There was no response . . . and Gallagher realized with a sudden cold impact that Truini’s fighter had vanished from the display with that last detonation. It was down to Gallagher and Joyce.

“Blue Two calling Fox One!” Joyce announced. “Missiles away!”

Gallagher programmed the shot and triggered it. “Fox One!”

“Their fighters are trying to cut us off!

“I see them.” He considered their options . . . which were few and not good. He considered ducking in Saturn’s rings and immediately discarded the idea. The thicker portions of the rings were too distant—­the outer reaches of the massive and brilliant B Ring orbited over 120,000 kilometers farther in from Enceladus, more than a third the distance between Earth and Luna.

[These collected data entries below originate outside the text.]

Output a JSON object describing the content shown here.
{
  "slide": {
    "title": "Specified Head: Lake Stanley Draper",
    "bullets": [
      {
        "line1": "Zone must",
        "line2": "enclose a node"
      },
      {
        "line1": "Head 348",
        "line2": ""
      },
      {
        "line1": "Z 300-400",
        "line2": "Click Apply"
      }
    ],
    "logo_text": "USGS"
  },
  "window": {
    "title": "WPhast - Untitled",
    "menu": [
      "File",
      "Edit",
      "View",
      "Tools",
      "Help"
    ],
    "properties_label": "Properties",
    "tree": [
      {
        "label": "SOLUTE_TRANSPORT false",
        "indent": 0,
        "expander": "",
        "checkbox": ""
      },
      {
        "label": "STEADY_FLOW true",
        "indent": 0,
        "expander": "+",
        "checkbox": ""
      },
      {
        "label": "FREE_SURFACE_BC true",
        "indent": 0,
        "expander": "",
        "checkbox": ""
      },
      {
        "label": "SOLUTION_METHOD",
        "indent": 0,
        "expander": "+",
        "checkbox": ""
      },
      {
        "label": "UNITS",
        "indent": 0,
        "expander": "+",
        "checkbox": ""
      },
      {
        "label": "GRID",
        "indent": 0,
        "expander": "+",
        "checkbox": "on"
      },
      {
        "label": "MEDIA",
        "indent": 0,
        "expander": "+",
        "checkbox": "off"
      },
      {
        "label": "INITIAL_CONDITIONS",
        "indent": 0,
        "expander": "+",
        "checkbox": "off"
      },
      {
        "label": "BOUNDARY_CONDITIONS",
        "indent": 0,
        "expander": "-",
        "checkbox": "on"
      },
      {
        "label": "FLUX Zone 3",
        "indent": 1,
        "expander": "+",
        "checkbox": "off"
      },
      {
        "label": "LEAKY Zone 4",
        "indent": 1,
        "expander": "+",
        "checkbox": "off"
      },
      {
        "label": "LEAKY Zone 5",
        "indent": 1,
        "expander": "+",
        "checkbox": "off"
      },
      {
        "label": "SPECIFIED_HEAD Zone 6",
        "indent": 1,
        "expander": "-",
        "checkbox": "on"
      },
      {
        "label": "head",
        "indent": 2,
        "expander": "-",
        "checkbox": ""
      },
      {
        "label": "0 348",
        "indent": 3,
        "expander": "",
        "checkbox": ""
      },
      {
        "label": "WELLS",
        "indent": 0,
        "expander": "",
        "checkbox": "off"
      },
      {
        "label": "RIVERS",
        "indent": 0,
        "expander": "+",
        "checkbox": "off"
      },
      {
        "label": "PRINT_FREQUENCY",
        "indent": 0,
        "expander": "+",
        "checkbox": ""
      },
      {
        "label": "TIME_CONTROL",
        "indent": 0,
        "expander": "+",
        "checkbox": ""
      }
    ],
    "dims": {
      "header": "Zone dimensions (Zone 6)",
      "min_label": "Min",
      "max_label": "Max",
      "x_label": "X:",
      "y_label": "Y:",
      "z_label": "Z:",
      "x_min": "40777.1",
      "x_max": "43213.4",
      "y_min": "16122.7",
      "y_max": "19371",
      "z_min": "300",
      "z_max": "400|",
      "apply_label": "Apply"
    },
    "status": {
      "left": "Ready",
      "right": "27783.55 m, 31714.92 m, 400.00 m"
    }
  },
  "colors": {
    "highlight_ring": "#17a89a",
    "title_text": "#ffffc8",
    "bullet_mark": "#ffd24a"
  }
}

But damn it, they needed cover.

Nuclear fireballs flared and blossomed in the distance. The enemy transport was still there . . . but it was no longer decelerating. Maybe they’d done some damage. Maybe . . .

Something about the data coming up on the alien transport didn’t add up. The ship was longer than a French Orcelle-­class transport—­nearly 700 meters—­and its power curve was closer to that of a battle cruiser than a troop ship. Gallagher called up a magnified image . . . and he stifled a sharp, bitter exclamation.